Orioles starter Juan Guzman struggled through a difficult six-inning performance, but was resourceful enough to hold the Phillies to just two runs on a night when he walked seven and allowed 11 baserunners. He lost for the seventh time in 11 decisions.

Called on the carpet again, the Orioles lost for the 11th time in 12 games on artificial turf this year.

Schilling said earlier last week that he was excited about the prospect of pitching against the team that first brought him to the major leagues back in 1988.

It showed.

He retired the first 10 Orioles he faced before Mike Bordick bounced a single up the middle in the fourth for the first Baltimore hit. The Orioles would go on to score a run on a double by B.J. Surhoff and an RBI groundout by Albert Belle, but Schilling never lost his grip on the game in his first-ever regular-season appearance against the Orioles.

That was more than could be said for Guzman, who allowed two runs before he recorded his first out of the game and threw his 100th pitch before he got his first out in the fifth inning.

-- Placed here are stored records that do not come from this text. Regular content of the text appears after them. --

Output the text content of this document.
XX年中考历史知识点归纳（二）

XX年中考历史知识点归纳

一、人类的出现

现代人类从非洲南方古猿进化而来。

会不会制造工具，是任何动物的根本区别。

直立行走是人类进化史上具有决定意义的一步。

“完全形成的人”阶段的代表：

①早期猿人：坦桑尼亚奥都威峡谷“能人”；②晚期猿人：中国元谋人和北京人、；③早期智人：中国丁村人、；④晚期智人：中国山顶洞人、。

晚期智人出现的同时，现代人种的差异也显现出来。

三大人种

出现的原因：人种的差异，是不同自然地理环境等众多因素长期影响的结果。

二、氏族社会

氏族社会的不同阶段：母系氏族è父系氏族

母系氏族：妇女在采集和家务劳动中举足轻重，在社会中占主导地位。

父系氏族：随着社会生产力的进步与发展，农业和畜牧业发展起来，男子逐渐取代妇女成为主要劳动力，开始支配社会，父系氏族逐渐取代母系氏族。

The first three Phillies hitters reached base in the bottom of the first as Guzman struggled to get established on the mound. He gave up a single to leadoff man Doug Glanville and walked left fielder Ron Gant before hot-hitting Bobby Abreu doubled to right to bring home both runners.

Guzman settled down after that, but he never really settled in. He struggled with his control and pitched with runners in scoring position in each of the first five innings, working out of the series of dangerous situations that resulted from a season-high, seven-walk performance.

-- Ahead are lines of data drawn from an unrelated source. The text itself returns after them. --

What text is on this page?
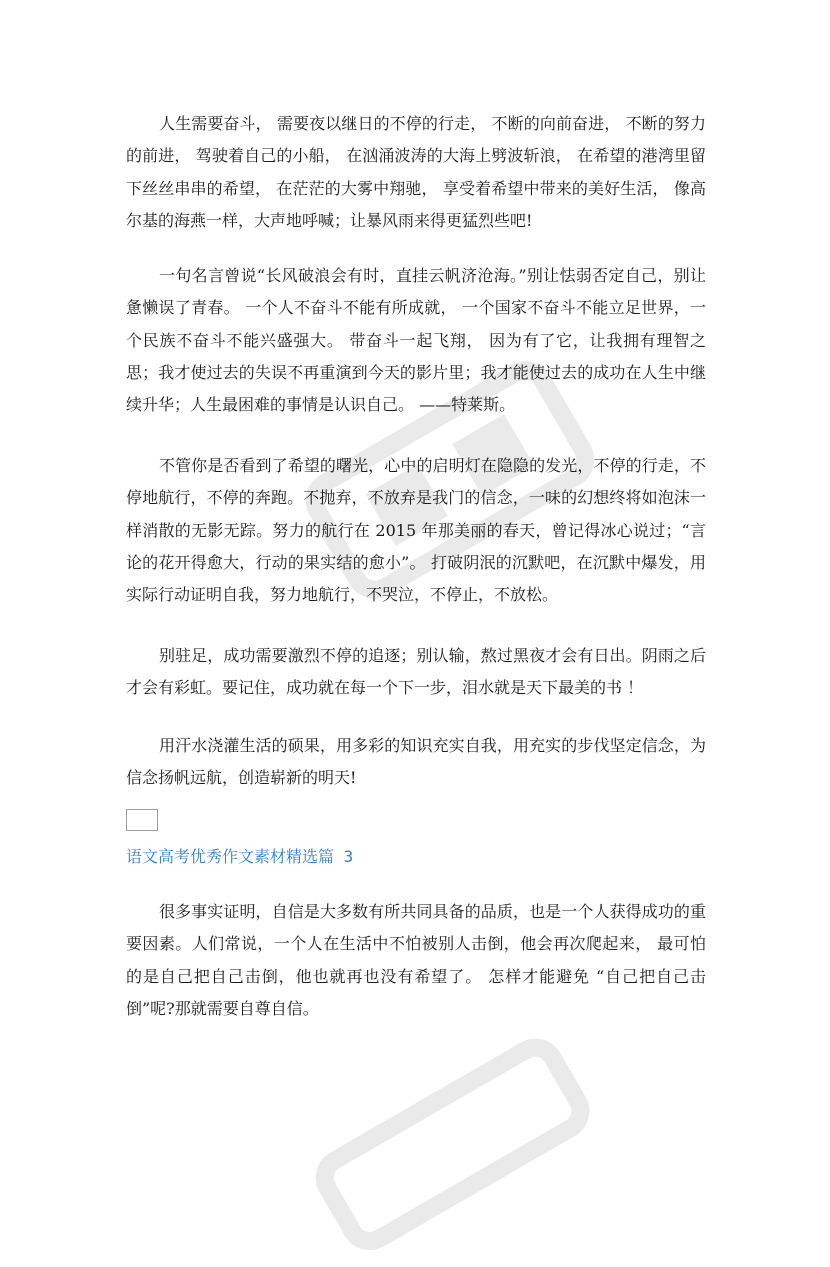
人生需要奋斗， 需要夜以继日的不停的行走， 不断的向前奋进， 不断的努力的前进， 驾驶着自己的小船， 在汹涌波涛的大海上劈波斩浪， 在希望的港湾里留下丝丝串串的希望， 在茫茫的大雾中翔驰， 享受着希望中带来的美好生活， 像高尔基的海燕一样，大声地呼喊；让暴风雨来得更猛烈些吧!

一句名言曾说“长风破浪会有时，直挂云帆济沧海。”别让怯弱否定自己，别让惫懒误了青春。 一个人不奋斗不能有所成就， 一个国家不奋斗不能立足世界，一个民族不奋斗不能兴盛强大。 带奋斗一起飞翔， 因为有了它，让我拥有理智之思；我才使过去的失误不再重演到今天的影片里；我才能使过去的成功在人生中继续升华；人生最困难的事情是认识自己。 ——特莱斯。

不管你是否看到了希望的曙光，心中的启明灯在隐隐的发光，不停的行走，不停地航行，不停的奔跑。不抛弃，不放弃是我门的信念，一味的幻想终将如泡沫一样消散的无影无踪。努力的航行在 2015 年那美丽的春天，曾记得冰心说过；“言论的花开得愈大，行动的果实结的愈小”。 打破阴泯的沉默吧，在沉默中爆发，用实际行动证明自我，努力地航行，不哭泣，不停止，不放松。

别驻足，成功需要激烈不停的追逐；别认输，熬过黑夜才会有日出。阴雨之后才会有彩虹。要记住，成功就在每一个下一步，泪水就是天下最美的书 ！

用汗水浇灌生活的硕果，用多彩的知识充实自我，用充实的步伐坚定信念，为信念扬帆远航，创造崭新的明天!

语文高考优秀作文素材精选篇 3

很多事实证明，自信是大多数有所共同具备的品质，也是一个人获得成功的重要因素。人们常说，一个人在生活中不怕被别人击倒，他会再次爬起来， 最可怕的是自己把自己击倒，他也就再也没有希望了。 怎样才能避免 “自己把自己击倒”呢?那就需要自尊自信。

Three of those walks came in succession with two outs in the third inning, but Guzman got All-Star catcher Mike Lieberthal on a fly ball to center to end the threat. He allowed a walk and a single in the fourth and worked out of a first-and-third situation in the fifth, but piled up pitches in the oppressive weather.

Somehow, he survived six innings without allowing another run and turned the game over to Molina in the seventh after throwing 125 pitches (75 strikes).

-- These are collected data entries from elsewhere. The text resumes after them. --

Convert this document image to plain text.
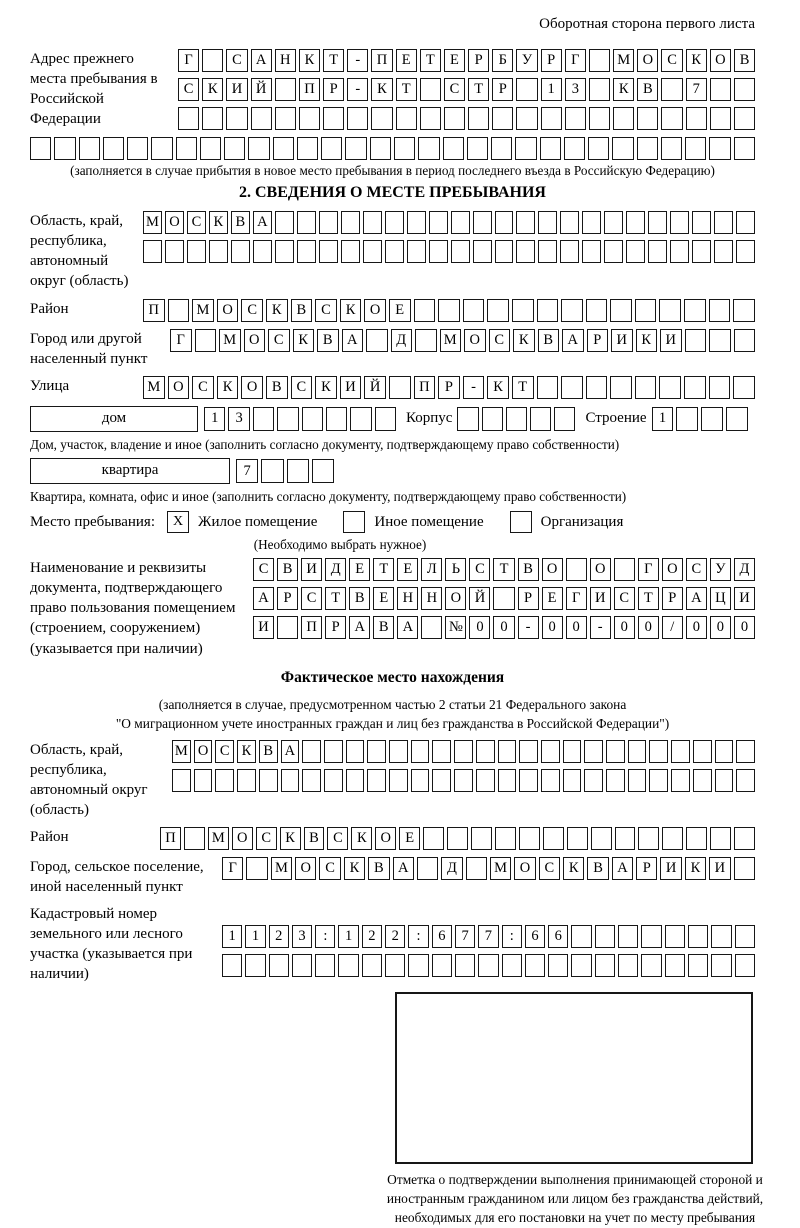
Оборотная сторона первого листа
Адрес прежнего места пребывания в Российской Федерации
Г
	С А Н К	Т	-	П	Е	Т	Е	Р	Б	У	Р	Г
	М О С	К О В
С	К И Й
	П	Р	-	К	Т
	С	Т	Р
	1	3
	К	В
	7

(заполняется в случае прибытия в новое место пребывания в период последнего въезда в Российскую Федерацию)
2. СВЕДЕНИЯ О МЕСТЕ ПРЕБЫВАНИЯ
Область, край, республика, автономный округ (область)
М О С К В А

Район	П
	М О	С	К	В	С	К	О	Е

Город или другой населенный пункт
Г
	М О С	К	В А
	Д
	М О С	К	В А	Р	И К И

Улица	М О	С	К	О	В	С	К	И Й
	П	Р	-	К	Т

дом	1	3

	Корпус

	Строение 1

Дом, участок, владение и иное (заполнить согласно документу, подтверждающему право собственности)
квартира	7

Квартира, комната, офис и иное (заполнить согласно документу, подтверждающему право собственности)
Место пребывания:	X Жилое помещение	Иное помещение	Организация
(Необходимо выбрать нужное)
Наименование и реквизиты документа, подтверждающего право пользования помещением (строением, сооружением) (указывается при наличии)
С В И Д	Е	Т	Е	Л	Ь	С	Т	В О
	О
	Г	О С У Д
А	Р	С	Т	В	Е Н Н О Й
	Р	Е	Г	И С	Т	Р	А Ц И
И
	П	Р	А В А
	№ 0	0	-	0	0	-	0	0	/	0	0	0
Фактическое место нахождения
(заполняется в случае, предусмотренном частью 2 статьи 21 Федерального закона
"О миграционном учете иностранных граждан и лиц без гражданства в Российской Федерации")
Область, край, республика, автономный округ (область)
М О С К В А

Район	П
	М О С К В С К О Е

Город, сельское поселение, иной населенный пункт
Г
	М О С	К	В А
	Д
	М О С	К	В А	Р	И К И

Кадастровый номер земельного или лесного участка (указывается при наличии)
1	1	2	3	:	1	2	2	:	6	7	7	:	6	6

Отметка о подтверждении выполнения принимающей стороной и иностранным гражданином или лицом без гражданства действий, необходимых для его постановки на учет по месту пребывания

"I came in from the bullpen and I couldn't get comfortable," Guzman said. "I couldn't get used to the mound. It's like that with me a lot. I wish I could do something about it.

"It wasn't like I was missing by a lot. It was inches. It was just an inch here and an inch there, but I kept my team in the game."

Schilling was more economical with his pitches, showing the Orioles what they've been missing since the ill-fated trade nine years ago that sent him along with outfielder Steve Finley and Pete Harnisch to the Houston Astros for injury-plagued first baseman Glenn Davis.

Schilling has been to the World Series since then. He also has put together back-to-back seasons with 300 or more strikeouts. Last night's victory tied him with the surprising Kent Bottenfield of the St. Louis Cardinals for the National League lead.

The Orioles originally expected to face him in last night's game, until Phillies manager Terry Francona moved Schilling up in the rotation to improve his chances of starting for the NL squad in Tuesday's All-Star Game at Fenway Park.

But San Diego Padres manager Bruce Bochy reportedly is leaning toward Arizona Diamondbacks left-hander Randy Johnson to start against Boston Red Sox ace Pedro Martinez.

No matter. Schilling got his wish. He was anxious to face old friends Cal Ripken and Brady Anderson, the only players remaining from the last Orioles club he played for in 1990.

"I was pretty anxious for this," Schilling said, "because there are a couple of guys who -- in a totally respectful way -- I wanted to face. It was a thrill getting to face Cal after playing with him. He's a guy you measure other major-league players against."

Schilling struck out Ripken in the second inning and got him on a groundout in the fifth, but the Orioles' third baseman beat out an infield hit in the seventh and doubled in the ninth. Anderson, who has been hobbled by a sore hamstring, appeared in the game as a pinch hitter in the seventh and lined out softly to second.